Detroit needs major surgery to survive. The cure requires:

  • Downsizing.

  • Restructuring large sections of the city.

  • Forging a regional economic development plan with the suburbs.

    Detroit's leaders have downplayed signs of a city-wide economic collapse for 40 years. Since the 1960s, 1,000 residents per month have left Detroit for jobs and better living conditions elsewhere. Today, the city has one million fewer residents than it did four decades ago. This exodus is not reversible in the foreseeable future. Barring major changes in the city's economy, it will continue unabated.

    The focus on keystone projects downtown has masked deepening problems in the neighborhoods, which have not retained working-class residents. The human tragedy of the mortgage foreclosures will be matched with the neighborhood tragedy of accelerating population loss and housing abandonment.

    Detroit's single biggest problem is a lack of jobs for its residents. If working-class people cannot find work in the city, those who can will leave. Those who cannot leave face myriad social problems -- crime, housing abandonment, poor schools, inadequate services and damaging environmental health conditions.

    The restructuring of the auto industry will further exacerbate Detroit's problems.

    While Detroiters bear the major brunt of these problems, everyone in the region is hurt when deplorable city conditions discourage businesses from locating and expanding in the metropolitan area.
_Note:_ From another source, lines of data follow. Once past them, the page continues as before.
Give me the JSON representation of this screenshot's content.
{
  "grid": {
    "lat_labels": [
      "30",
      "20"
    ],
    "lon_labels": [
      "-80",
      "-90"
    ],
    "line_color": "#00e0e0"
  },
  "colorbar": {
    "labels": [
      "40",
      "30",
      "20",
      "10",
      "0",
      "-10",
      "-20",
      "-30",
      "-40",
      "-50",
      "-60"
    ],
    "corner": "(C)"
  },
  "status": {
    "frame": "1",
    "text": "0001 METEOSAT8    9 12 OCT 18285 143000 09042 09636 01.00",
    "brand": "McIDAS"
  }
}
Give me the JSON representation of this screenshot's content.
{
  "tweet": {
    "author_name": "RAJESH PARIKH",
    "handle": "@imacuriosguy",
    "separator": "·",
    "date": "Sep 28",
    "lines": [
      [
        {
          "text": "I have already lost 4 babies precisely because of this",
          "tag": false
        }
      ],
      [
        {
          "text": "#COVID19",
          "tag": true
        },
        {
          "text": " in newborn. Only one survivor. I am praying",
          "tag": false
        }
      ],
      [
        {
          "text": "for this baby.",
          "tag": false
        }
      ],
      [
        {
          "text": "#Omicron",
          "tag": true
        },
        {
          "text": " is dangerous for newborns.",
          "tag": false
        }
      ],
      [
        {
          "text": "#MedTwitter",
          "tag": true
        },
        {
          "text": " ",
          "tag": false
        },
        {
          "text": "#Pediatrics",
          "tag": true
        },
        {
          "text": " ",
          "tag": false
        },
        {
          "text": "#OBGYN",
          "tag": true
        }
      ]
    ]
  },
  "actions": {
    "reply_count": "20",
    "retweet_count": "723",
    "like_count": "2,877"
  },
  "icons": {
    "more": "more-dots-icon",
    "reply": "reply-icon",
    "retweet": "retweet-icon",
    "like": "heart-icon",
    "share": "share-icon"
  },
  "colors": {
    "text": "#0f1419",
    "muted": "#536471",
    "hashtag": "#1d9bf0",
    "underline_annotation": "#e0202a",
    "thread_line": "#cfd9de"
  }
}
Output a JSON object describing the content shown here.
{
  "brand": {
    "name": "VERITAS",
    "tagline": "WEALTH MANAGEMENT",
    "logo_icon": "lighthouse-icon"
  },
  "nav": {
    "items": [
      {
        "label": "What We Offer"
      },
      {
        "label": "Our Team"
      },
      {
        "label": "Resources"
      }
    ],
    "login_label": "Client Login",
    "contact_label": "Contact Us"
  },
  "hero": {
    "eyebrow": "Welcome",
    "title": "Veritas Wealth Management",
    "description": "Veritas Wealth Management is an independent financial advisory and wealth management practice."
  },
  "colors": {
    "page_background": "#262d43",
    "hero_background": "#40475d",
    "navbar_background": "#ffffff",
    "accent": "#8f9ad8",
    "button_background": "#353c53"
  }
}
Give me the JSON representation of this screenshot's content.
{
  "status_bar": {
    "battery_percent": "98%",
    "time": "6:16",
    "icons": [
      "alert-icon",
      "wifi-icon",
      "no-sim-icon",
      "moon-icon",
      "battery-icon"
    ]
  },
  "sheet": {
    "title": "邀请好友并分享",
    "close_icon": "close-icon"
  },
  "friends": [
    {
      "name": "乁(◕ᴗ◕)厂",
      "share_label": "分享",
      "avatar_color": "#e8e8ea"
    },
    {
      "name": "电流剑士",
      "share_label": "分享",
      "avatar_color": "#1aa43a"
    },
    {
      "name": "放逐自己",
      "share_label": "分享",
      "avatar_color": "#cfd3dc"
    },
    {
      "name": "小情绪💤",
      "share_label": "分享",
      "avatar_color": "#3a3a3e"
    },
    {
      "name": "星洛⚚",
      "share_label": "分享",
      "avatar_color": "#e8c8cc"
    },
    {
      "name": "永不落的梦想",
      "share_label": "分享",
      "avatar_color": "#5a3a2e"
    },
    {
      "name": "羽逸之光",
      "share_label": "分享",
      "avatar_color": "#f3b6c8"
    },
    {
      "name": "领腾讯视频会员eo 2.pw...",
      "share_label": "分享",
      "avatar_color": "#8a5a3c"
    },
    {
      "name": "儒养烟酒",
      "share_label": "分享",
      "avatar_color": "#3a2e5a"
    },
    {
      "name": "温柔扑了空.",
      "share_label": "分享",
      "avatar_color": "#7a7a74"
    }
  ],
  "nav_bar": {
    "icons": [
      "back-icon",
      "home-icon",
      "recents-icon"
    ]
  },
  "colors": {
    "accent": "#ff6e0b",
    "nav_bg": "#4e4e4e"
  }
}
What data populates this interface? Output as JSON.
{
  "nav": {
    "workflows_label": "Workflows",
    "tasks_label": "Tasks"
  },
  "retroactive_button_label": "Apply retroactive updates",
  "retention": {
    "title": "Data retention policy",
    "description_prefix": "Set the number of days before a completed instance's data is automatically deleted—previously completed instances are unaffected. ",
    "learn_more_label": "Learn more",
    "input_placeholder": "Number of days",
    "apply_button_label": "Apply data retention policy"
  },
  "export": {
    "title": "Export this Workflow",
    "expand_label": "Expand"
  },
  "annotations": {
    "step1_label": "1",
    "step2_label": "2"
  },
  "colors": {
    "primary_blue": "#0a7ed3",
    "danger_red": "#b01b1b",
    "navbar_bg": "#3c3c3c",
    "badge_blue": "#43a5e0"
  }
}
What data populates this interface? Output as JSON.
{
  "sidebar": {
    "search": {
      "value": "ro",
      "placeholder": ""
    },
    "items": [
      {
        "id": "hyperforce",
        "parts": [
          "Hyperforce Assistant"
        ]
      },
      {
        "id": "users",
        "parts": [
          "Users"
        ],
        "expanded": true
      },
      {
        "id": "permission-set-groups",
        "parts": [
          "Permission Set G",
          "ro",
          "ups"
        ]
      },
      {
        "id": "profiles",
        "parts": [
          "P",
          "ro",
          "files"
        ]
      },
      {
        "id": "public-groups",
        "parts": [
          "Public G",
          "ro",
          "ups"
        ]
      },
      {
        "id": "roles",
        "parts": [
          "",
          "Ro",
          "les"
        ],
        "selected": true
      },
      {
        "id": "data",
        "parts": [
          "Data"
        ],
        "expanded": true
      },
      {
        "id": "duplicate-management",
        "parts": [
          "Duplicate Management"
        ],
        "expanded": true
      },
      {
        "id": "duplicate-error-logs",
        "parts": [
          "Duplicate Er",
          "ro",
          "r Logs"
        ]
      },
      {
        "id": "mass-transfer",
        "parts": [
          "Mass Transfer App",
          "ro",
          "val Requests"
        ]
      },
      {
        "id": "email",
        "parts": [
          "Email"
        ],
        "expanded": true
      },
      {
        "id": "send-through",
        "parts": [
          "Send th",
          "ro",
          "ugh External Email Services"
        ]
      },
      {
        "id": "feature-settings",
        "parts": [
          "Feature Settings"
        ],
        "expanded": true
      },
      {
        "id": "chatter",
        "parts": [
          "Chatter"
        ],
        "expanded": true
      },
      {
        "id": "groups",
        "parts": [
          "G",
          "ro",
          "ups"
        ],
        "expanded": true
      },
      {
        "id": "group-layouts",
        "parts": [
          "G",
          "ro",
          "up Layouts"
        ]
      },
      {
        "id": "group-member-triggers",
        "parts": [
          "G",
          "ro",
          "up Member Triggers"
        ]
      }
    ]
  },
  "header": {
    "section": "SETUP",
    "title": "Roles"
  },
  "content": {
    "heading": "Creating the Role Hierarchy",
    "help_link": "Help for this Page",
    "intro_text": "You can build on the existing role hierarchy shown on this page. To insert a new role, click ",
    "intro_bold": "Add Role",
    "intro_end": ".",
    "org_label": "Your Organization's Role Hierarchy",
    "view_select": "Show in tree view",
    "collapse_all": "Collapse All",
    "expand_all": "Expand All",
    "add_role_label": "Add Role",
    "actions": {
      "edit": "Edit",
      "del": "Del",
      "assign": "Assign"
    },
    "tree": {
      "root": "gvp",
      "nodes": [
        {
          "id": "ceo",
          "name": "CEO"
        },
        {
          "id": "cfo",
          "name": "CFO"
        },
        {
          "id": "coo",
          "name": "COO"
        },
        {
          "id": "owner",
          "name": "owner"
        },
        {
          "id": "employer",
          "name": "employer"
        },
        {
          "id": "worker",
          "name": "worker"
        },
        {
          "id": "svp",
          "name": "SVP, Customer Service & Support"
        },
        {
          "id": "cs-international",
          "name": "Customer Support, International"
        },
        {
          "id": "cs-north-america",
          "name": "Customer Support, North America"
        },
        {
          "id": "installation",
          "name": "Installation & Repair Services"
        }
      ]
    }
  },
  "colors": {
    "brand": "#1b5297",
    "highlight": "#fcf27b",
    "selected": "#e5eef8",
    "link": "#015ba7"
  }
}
    Detroit needs a visionary 20-year plan to downsize significantly. To heal the patient, Detroit's 50 square miles of vacant land must be reused effectively by consolidating large sections of abandoned property for economic redevelopment and open space use. The city's checker board land holdings are largely useless as economic building blocks. When land becomes available its development needs to be integrated into a comprehensive regional economic strategy, an approach that will mesh with the new urban policy of President Barack Obama.

    The challenges of downsizing effectively are daunting. The mayor can expect strong opposition from community organizations and residents where neighborhoods would be phased out and city services curtailed. The Michigan Constitution was recently amended to take the power of eminent domain for economic development out of the hands of crumbling city governments, so assembling land will be very difficult.

    Nevertheless, land consolidation is Detroit's only salvation to revitalize its neighborhoods by restructuring the city's economic base.

    The economic center of the region is no longer within Detroit's limits, as it was in the 1950s. Detroit's government now has little influence and almost no participation in regional development. If Detroit's decline goes unchecked, how long will it be before the region decides to close ranks, further separate itself from the city and create an image and name of its own to bolster its economic survival and future? East Detroit has already been renamed Eastpointe.

    Detroit's next mayor must act decisively in meeting the city's economic challenges. Only then will the patient be healed.

    John E. Mogk is a professor of law at the Wayne State University Law School in Detroit.